Dans le Couloir des Rêves

Le soleil filtrait à travers les rideaux crasseux du petit appartement parisien, projetant un reflet orangé sur le corps nu et excité de Camille. Sa poitrine généreuse se soulevait avec chaque respiration haletante, témoignant d'un désir insatiable. Elle avait passé la nuit à fantasmer sur ce moment, prévoyant chaque détail avec une précision sadique.
Son téléphone portable sonna bruyamment, interrompant sa rêverie. C'était Jean, son amant de longue date et partenaire sexuel préféré. Il ne perdait jamais une occasion de la voir nue ou de la toucher, surtout quand ils étaient seuls dans leur petit coin d'Angleterre.
Elle se leva à quatre pattes, laissant ses cheveux blonds éparpillés librement sur son dos. Jean était déjà en train de se déshabiller à l'autre bout du couloir, et Camille entendit distinctement les bruits de sa peau contre le tissu. Il avait toujours été plus que simplement un amant pour elle ; il était son fantasme, son obsession.
Quand il entra dans la chambre, ses yeux se fixèrent immédiatement sur elle, dévorant chaque détail de son corps. Camille se releva lentement, sa main glissant le long de sa cuisse droite, puis remontant jusqu'à son cou pour l'embrasser passionnément.

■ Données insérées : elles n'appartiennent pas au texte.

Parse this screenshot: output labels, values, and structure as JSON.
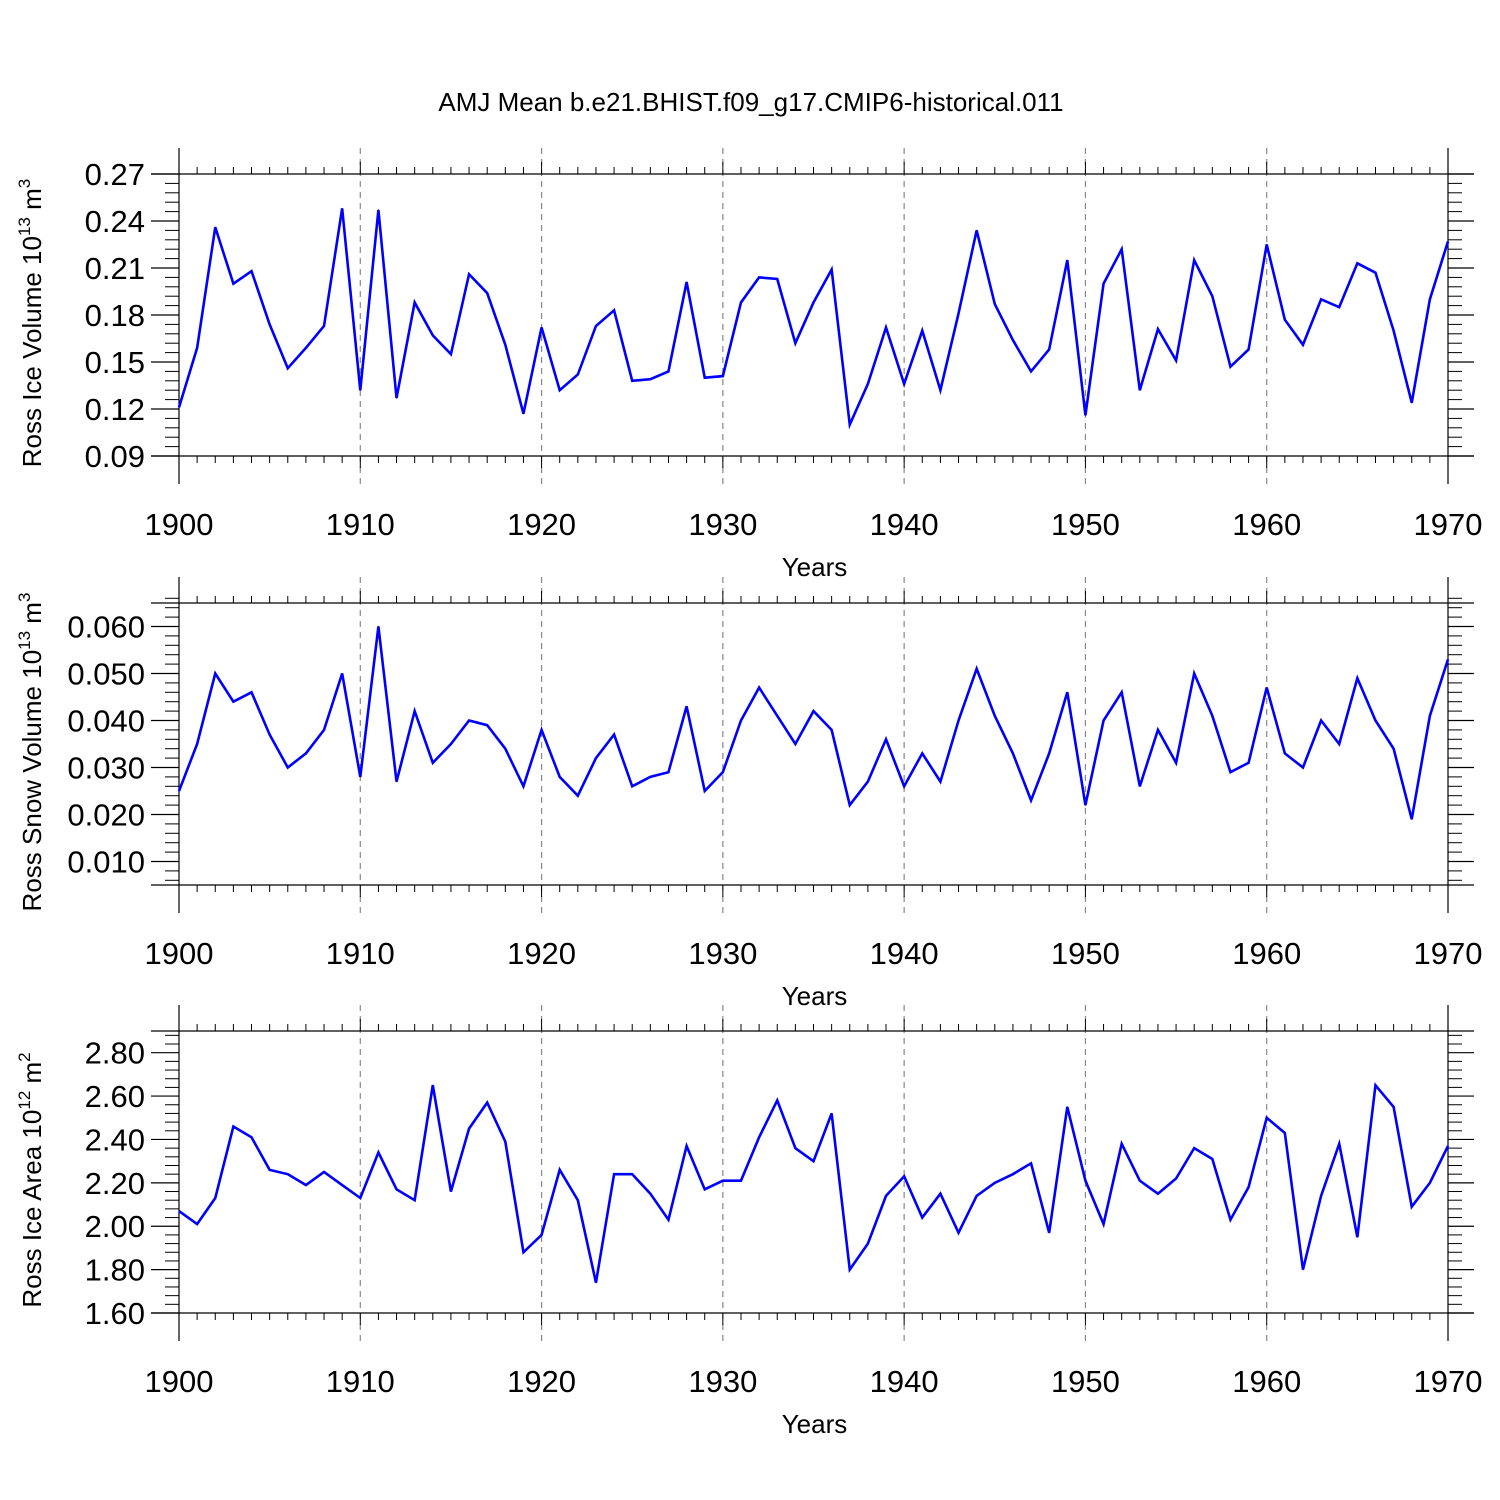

Jean la prit dans ses bras, les embrassant avec une fougue inégalée. Les mains de Camille parcoururent son torse nu, caressant chaque muscle durci par le désir et l'amour qu'il lui portait. Il glissa une main sous sa robe, palpitant son sexe à travers le tissu.
"Dis-moi," murmura Jean entre deux baisers, "veux-tu que je te sucre ?"
Camille hocha la tête vigoureusement, incapable de résister à l'envie qui la consumait. Elle se dégagea doucement de ses bras et s'agenouilla devant lui, les jambes étendues sur le sol moelleux.
Jean souleva son pantalon avec une grâce effréné, révélant un sexe d'une taille impressionnante. Camille l'entreprit de la bouche, suçant vigoureusement et léchant chaque partie du membre durci. Son corps se contractait autour de la tête de Jean, créant un bruit rauque qui s'élevait dans la pièce.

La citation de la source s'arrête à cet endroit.